Le discours se dirigea ensuite vers la tente elle-même, cet abri constituant à la fois la première et la dernière ligne de défense contre la pluie. L’équipe expliqua comment isoler le sol avec de vieux tissus ou des morceaux de nylon, et comment boucher les petits trous laissant passer l’eau. Elles insistèrent aussi sur l’importance de laisser une petite ouverture pour l’aération afin d’éviter l’humidité, cause de nombreuses maladies. Les femmes commencèrent à partager leurs propres astuces : l’une mentionna que les sacs de farine vides étaient le meilleur isolant qu’elle avait trouvé ; une autre expliqua qu’elle avait utilisé une grande bâche en nylon qui avait rendu sa tente plus étanche. Une femme plaisanta : « Je crois que je vais rentrer et reconstruire toute ma tente avec ce que j’ai appris aujourd’hui ! »

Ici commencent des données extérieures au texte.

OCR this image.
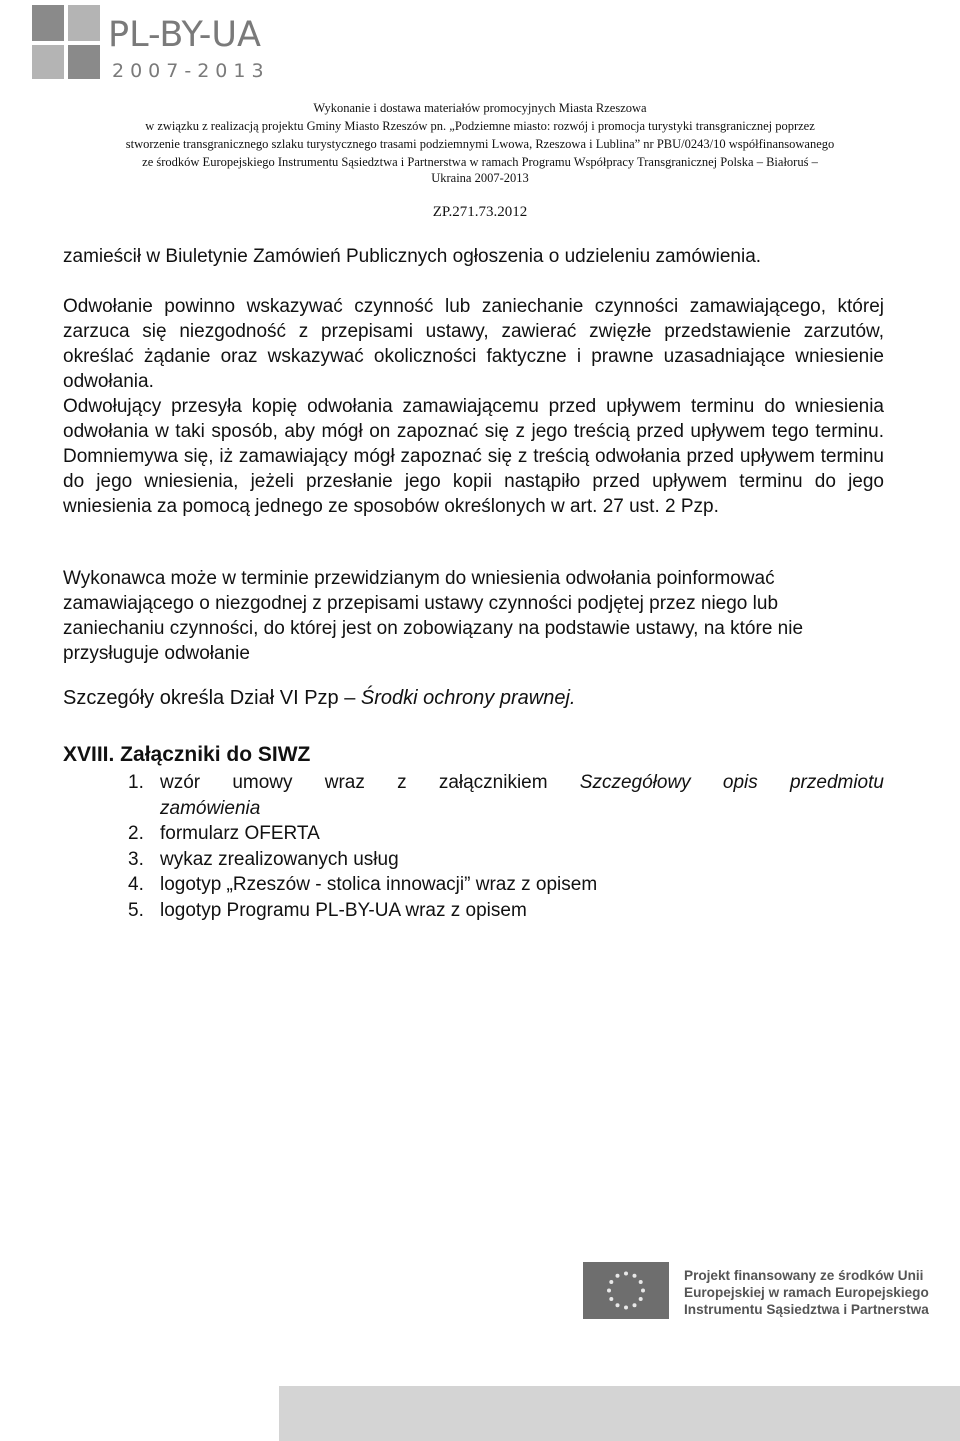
PL-BY-UA
2007-2013
Wykonanie i dostawa materiałów promocyjnych Miasta Rzeszowa
w związku z realizacją projektu Gminy Miasto Rzeszów pn. „Podziemne miasto: rozwój i promocja turystyki transgranicznej poprzez
stworzenie transgranicznego szlaku turystycznego trasami podziemnymi Lwowa, Rzeszowa i Lublina” nr PBU/0243/10 współfinansowanego
ze środków Europejskiego Instrumentu Sąsiedztwa i Partnerstwa w ramach Programu Współpracy Transgranicznej Polska – Białoruś –
Ukraina 2007-2013
ZP.271.73.2012

zamieścił w Biuletynie Zamówień Publicznych ogłoszenia o udzieleniu zamówienia.

Odwołanie powinno wskazywać czynność lub zaniechanie czynności zamawiającego, której zarzuca się niezgodność z przepisami ustawy, zawierać zwięzłe przedstawienie zarzutów, określać żądanie oraz wskazywać okoliczności faktyczne i prawne uzasadniające wniesienie odwołania.

Odwołujący przesyła kopię odwołania zamawiającemu przed upływem terminu do wniesienia odwołania w taki sposób, aby mógł on zapoznać się z jego treścią przed upływem tego terminu. Domniemywa się, iż zamawiający mógł zapoznać się z treścią odwołania przed upływem terminu do jego wniesienia, jeżeli przesłanie jego kopii nastąpiło przed upływem terminu do jego wniesienia za pomocą jednego ze sposobów określonych w art. 27 ust. 2 Pzp.

Wykonawca może w terminie przewidzianym do wniesienia odwołania poinformować zamawiającego o niezgodnej z przepisami ustawy czynności podjętej przez niego lub zaniechaniu czynności, do której jest on zobowiązany na podstawie ustawy, na które nie przysługuje odwołanie

Szczegóły określa Dział VI Pzp – Środki ochrony prawnej.

XVIII. Załączniki do SIWZ
1. wzór umowy wraz z załącznikiem Szczegółowy opis przedmiotu
zamówienia
2. formularz OFERTA
3. wykaz zrealizowanych usług
4. logotyp „Rzeszów - stolica innowacji” wraz z opisem
5. logotyp Programu PL-BY-UA wraz z opisem
Projekt finansowany ze środków Unii
Europejskiej w ramach Europejskiego
Instrumentu Sąsiedztwa i Partnerstwa
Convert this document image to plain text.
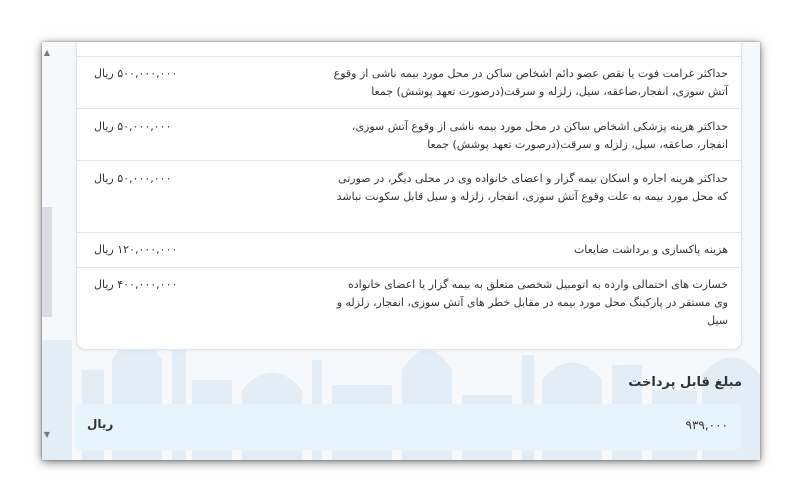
▲
▼
حداکثر غرامت فوت یا نقص عضو دائم اشخاص ساکن در محل مورد بیمه ناشی از وقوع آتش سوزی، انفجار،صاعقه، سیل، زلزله و سرقت(درصورت تعهد پوشش) جمعا
۵۰۰,۰۰۰,۰۰۰ ریال
حداکثر هزینه پزشکی اشخاص ساکن در محل مورد بیمه ناشی از وقوع آتش سوزی، انفجار، صاعقه، سیل، زلزله و سرقت(درصورت تعهد پوشش) جمعا
۵۰,۰۰۰,۰۰۰ ریال
حداکثر هزینه اجاره و اسکان بیمه گزار و اعضای خانواده وی در محلی دیگر، در صورتی که محل مورد بیمه به علت وقوع آتش سوزی، انفجار، زلزله و سیل قابل سکونت نباشد
۵۰,۰۰۰,۰۰۰ ریال
هزینه پاکسازی و برداشت ضایعات
۱۲۰,۰۰۰,۰۰۰ ریال
خسارت های احتمالی وارده به اتومبیل شخصی متعلق به بیمه گزار یا اعضای خانواده وی مستقر در پارکینگ محل مورد بیمه در مقابل خطر های آتش سوزی، انفجار، زلزله و سیل
۴۰۰,۰۰۰,۰۰۰ ریال
مبلغ قابل پرداخت
۹۳۹,۰۰۰
ریال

L’équipe s’assit parmi les femmes et demanda à chacune de partager un sentiment, une peur ou un souvenir qui les accompagne durant cet hiver. Une femme commença en racontant sa peur que son enfant tombe malade la nuit, car elle ne possède qu’une seule couverture. Une autre confia que le son du vent lui rappelle la nuit où elle a perdu son mari. Une femme âgée dit d’une voix tremblante qu’elle craint de quitter ce monde sans que personne ne s’en rende compte. L’atelier avait offert à chacune la permission d’avouer ce qu’elle endure sans crainte.
Pour que la séance ne se termine pas sur cette charge émotionnelle, l’équipe avait préparé une activité ludique qui transforma l’atmosphère d’un coup. Il s’agissait d’un jeu collectif basé sur le mouvement, la rapidité et le plaisir. L’équipe expliqua les règles de manière amusante, puis demanda aux femmes de se tenir en cercle, laissant un peu d’espace pour bouger. Le premier défi consistait à faire passer rapidement un morceau de tissu d’une femme à l’autre, tandis que l’animatrice donnait des consignes changeantes : « en haut », « à droite », « plus vite ». Les femmes commencèrent à jouer avec enthousiasme ; l’une trébucha dans la boue, déclenchant un fou rire général, et elle-même riait sincèrement, comme elle ne l’avait pas fait depuis des années. L’équipe ajouta ensuite des défis supplémentaires : marcher en tout petits pas, applaudir rapidement à un mot donné, essayer d’attraper le tissu avant qu’il ne tombe. L’ambiance monta, les voix s’élevèrent, même les enfants observant de l’extérieur se mirent à rire, comme si une vague de joie avait débordé de la tente. La scène ressemblait à une petite fête au milieu d’une grande tempête — une fête qui avait redonné de la lumière à des visages presque éteints.« C’est la première fois depuis longtemps que mon cœur se sent léger. » Une autre ajouta : « Vous ne nous avez pas seulement donné de l’information… vous nous avez donné de la chaleur. » Les femmes quittèrent la tente d’un pas ferme malgré la boue qui freinait leur marche.
Ainsi, l’atelier prit fin, laissant derrière lui une trace impossible à mesurer.